As I followed the vote returns on Tuesday night, one little-watched race caught my attention: the primary contest between U.S. Representative Barney Frank and Rachel Brown, a follower of Lyndon LaRouche perhaps best known as the woman who blasted Frank at a public forum for supporting what she called a "Nazi policy" - President Obama's health care plan. Sizing Brown up as a crackpot, Frank responded that "trying to have a conversation with you would be like trying to argue with a dining room table." Little did Frank know that that conversation would eventually take place: Brown says that she decided on the spot to challenge the fifteen-term congressman, and the two actually met in debate last week. On Tuesday night, Frank beat Brown by a sixty-point margin.

Despite the magnitude of Frank's victory over a token opponent, Frank consultant Dan Payne felt compelled to spin the results, claiming that he "was surprised at how big a margin it was." On the contrary, it seems surprising to me that a fringe candidate like Brown managed to win a fifth of the vote against a thirty-year incumbent (as GOP pundit Todd Domke quipped, "one out of five Democratic primary voters opted for the dining room table"). Perhaps some voters were trying to tell Barney that thirty years is enough. On the other hand, Frank's mocking dismissal of Brown may have backfired with a portion of the primary electorate and generated a sympathy vote for his foe: to some voters, Frank may have looked like a bully picking on an eccentric yet ultimately harmless oddball.

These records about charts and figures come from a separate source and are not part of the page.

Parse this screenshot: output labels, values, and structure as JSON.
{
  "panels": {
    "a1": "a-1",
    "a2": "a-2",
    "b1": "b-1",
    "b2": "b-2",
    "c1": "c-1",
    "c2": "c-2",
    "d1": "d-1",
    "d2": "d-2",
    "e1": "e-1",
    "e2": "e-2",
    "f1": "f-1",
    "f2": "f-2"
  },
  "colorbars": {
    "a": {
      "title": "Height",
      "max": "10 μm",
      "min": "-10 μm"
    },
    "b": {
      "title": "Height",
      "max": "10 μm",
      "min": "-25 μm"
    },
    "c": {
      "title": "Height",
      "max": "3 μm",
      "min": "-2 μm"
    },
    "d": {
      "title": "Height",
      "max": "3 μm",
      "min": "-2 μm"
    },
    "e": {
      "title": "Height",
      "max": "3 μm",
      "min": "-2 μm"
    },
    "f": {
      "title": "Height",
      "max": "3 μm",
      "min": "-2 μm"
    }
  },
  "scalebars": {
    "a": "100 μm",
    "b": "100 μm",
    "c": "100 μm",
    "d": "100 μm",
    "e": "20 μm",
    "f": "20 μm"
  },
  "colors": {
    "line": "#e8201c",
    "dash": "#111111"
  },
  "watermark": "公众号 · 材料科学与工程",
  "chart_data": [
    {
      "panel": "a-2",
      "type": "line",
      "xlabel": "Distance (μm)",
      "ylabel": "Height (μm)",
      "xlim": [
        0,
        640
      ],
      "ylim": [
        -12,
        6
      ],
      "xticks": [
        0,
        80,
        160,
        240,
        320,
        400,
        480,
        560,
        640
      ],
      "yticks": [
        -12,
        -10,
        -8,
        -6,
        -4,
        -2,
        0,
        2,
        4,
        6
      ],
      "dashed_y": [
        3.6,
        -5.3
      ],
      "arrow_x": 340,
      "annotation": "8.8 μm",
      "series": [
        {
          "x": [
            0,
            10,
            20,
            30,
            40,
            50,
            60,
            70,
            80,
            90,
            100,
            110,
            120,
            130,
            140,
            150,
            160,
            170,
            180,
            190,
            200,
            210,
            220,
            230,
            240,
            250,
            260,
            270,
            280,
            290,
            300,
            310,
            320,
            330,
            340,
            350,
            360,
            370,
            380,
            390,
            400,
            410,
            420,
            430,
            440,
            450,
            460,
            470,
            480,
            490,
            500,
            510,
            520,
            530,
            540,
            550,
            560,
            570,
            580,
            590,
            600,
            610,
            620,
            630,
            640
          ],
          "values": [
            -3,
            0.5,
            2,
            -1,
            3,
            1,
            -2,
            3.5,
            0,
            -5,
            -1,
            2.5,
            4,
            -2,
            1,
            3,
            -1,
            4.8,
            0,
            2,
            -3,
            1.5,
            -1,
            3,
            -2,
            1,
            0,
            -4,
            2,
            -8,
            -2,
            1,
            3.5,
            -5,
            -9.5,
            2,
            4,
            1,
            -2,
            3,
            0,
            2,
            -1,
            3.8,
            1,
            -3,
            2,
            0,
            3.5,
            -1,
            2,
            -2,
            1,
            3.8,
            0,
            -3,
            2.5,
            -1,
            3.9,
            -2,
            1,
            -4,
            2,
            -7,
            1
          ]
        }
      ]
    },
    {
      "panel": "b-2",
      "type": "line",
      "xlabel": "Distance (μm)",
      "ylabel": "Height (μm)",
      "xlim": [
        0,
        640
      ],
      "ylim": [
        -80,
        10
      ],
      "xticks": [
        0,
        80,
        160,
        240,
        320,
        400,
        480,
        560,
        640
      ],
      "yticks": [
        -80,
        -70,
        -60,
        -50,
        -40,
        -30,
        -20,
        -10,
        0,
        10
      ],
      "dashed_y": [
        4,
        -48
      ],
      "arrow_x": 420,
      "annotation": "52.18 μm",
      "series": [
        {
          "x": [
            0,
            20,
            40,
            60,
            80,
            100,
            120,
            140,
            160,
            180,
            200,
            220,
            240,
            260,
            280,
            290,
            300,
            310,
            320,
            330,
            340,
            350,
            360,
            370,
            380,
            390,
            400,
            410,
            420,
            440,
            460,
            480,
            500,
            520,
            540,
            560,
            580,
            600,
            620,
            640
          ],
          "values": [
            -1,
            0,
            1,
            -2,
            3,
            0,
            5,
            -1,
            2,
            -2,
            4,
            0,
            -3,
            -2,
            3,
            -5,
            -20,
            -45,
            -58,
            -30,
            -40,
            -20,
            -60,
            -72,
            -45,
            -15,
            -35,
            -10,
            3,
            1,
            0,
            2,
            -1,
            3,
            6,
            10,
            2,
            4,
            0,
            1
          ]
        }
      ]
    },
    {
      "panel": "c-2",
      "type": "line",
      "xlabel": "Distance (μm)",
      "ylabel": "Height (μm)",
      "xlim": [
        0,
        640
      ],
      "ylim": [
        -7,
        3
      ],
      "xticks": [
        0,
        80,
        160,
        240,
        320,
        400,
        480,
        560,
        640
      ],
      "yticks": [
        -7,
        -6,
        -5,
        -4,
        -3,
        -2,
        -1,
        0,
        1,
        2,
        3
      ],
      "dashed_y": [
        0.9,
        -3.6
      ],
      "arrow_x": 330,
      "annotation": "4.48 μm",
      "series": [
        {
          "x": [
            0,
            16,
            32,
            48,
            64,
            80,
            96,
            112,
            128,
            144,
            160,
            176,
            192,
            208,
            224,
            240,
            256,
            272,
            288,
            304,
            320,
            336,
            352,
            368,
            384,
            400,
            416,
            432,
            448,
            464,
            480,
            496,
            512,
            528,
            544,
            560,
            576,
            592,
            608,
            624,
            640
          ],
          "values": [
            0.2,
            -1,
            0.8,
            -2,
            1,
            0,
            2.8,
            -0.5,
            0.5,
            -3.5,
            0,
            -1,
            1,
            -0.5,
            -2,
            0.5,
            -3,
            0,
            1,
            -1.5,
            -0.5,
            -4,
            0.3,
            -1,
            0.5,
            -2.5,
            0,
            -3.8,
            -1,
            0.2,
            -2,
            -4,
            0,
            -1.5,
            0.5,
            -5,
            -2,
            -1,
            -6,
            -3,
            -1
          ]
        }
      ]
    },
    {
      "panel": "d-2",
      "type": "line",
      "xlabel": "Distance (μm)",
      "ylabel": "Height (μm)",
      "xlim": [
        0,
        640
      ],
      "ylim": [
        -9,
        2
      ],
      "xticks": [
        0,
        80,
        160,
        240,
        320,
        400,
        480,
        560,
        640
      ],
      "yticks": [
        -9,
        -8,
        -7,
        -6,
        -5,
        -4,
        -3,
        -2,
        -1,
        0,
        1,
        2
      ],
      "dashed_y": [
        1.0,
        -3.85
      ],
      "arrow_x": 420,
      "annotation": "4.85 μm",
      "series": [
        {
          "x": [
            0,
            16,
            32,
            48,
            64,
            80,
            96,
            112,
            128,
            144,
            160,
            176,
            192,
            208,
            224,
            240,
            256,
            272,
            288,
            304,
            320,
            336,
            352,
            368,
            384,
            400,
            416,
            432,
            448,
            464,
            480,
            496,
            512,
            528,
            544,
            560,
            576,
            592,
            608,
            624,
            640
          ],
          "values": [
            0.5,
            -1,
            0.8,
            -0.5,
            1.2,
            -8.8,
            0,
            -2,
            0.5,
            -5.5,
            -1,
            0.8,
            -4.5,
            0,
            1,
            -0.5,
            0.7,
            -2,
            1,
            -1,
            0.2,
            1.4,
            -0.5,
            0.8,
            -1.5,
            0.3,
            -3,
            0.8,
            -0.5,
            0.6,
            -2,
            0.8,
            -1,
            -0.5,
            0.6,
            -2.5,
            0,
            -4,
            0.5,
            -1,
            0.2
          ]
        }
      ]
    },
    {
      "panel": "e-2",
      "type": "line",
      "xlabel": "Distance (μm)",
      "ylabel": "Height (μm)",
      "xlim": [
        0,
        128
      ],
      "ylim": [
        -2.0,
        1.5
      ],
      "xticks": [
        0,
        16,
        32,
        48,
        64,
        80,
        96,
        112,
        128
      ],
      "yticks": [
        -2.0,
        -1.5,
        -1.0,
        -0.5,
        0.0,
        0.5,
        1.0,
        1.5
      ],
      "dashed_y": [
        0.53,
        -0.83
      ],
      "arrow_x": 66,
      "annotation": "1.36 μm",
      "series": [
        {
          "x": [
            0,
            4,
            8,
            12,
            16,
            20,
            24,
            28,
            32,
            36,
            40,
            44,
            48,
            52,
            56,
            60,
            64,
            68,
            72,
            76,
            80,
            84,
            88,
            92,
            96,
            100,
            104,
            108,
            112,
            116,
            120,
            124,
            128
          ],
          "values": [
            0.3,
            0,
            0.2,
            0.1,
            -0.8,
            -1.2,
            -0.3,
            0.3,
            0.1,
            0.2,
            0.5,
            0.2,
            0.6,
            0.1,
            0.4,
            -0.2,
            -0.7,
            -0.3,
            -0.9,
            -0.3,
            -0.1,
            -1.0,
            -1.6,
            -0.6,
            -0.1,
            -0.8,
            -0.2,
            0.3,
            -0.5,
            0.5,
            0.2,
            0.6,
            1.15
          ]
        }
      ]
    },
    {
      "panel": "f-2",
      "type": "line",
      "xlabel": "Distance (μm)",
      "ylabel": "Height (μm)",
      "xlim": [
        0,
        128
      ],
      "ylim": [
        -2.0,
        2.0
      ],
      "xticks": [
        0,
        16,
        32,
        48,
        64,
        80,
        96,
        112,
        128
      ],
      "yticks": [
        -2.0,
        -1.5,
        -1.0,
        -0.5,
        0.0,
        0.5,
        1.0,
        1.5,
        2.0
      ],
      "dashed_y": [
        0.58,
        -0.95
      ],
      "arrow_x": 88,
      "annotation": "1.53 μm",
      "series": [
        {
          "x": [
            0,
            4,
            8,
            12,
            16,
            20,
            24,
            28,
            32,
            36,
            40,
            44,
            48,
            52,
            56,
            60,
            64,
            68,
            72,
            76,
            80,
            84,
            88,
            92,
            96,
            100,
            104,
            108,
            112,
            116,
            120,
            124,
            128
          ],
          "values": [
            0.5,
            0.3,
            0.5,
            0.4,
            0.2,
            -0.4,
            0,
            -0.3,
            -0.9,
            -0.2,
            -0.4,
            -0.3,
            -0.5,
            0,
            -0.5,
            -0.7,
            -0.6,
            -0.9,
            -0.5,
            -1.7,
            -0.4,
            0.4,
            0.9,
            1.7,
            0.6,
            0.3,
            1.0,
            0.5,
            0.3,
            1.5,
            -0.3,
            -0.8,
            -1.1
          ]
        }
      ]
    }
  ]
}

A third possibility is that some kind of "Alvin Greene effect" was operative, with inattentive voters choosing Brown even though they had no idea who she was.

The general election race between Barney Frank and Republican Sean Bielat should be worth watching. Massachusetts Republicans and national conservative groups have been getting excited about Bielat, who has presented himself as Frank's strongest challenger in decades. As a district native, I can reliably report that Frank's constituency is neither as uniformly liberal nor as Democratic as popular pundits and the national media might suppose. Barney Frank is regularly re-elected because his staff is attentive to constituent service and because he delivers on local issues; in other words, his political longevity owes much less to his ideology than it does to his ability to get things done. Frank's district went for Scott Brown in January's special election, and the fact that Bill Clinton is coming in to stump for Frank suggests that the incumbent is taking nothing for granted. I have yet to see any polling done on the Frank-Bielat contest - I suspect that some internal polls have been done at the behest of the campaigns, though none of the results have been released to the public - but I think that a competitive race would be a good thing for district voters who have grown unaccustomed to suspense.

The six and a half weeks between now and the general election should be a particularly exciting time for the political junkies among us. Though the fall election season often leads me to reflect on my own history of political involvement, this time of year always leads me to a deeper sense of gratitude for my religious vocation: I still retain a keen interest in the details of campaign strategy and organization and I fully intend to keep vigil on Election Night as the votes come in, but at this point in my life I'm quite content to simply observe the political process from the sidelines.

For me, there is a great grace in knowing that I'm happier in the classroom than I would be in on the campaign trail. I strongly believe that public service can be a noble and personally fulfilling vocation, but I've also found that some who devote their lives to politics plod along without ever admitting (perhaps even to themselves) that they would be be more fully alive if they were doing something else. I'm grateful that I got out of the political game when I did, but I'm still sympathetic to the players who remain in the game, including those who may be in it for life. Between now and Election Day, I'll be praying for them and for their consolation. AMDG.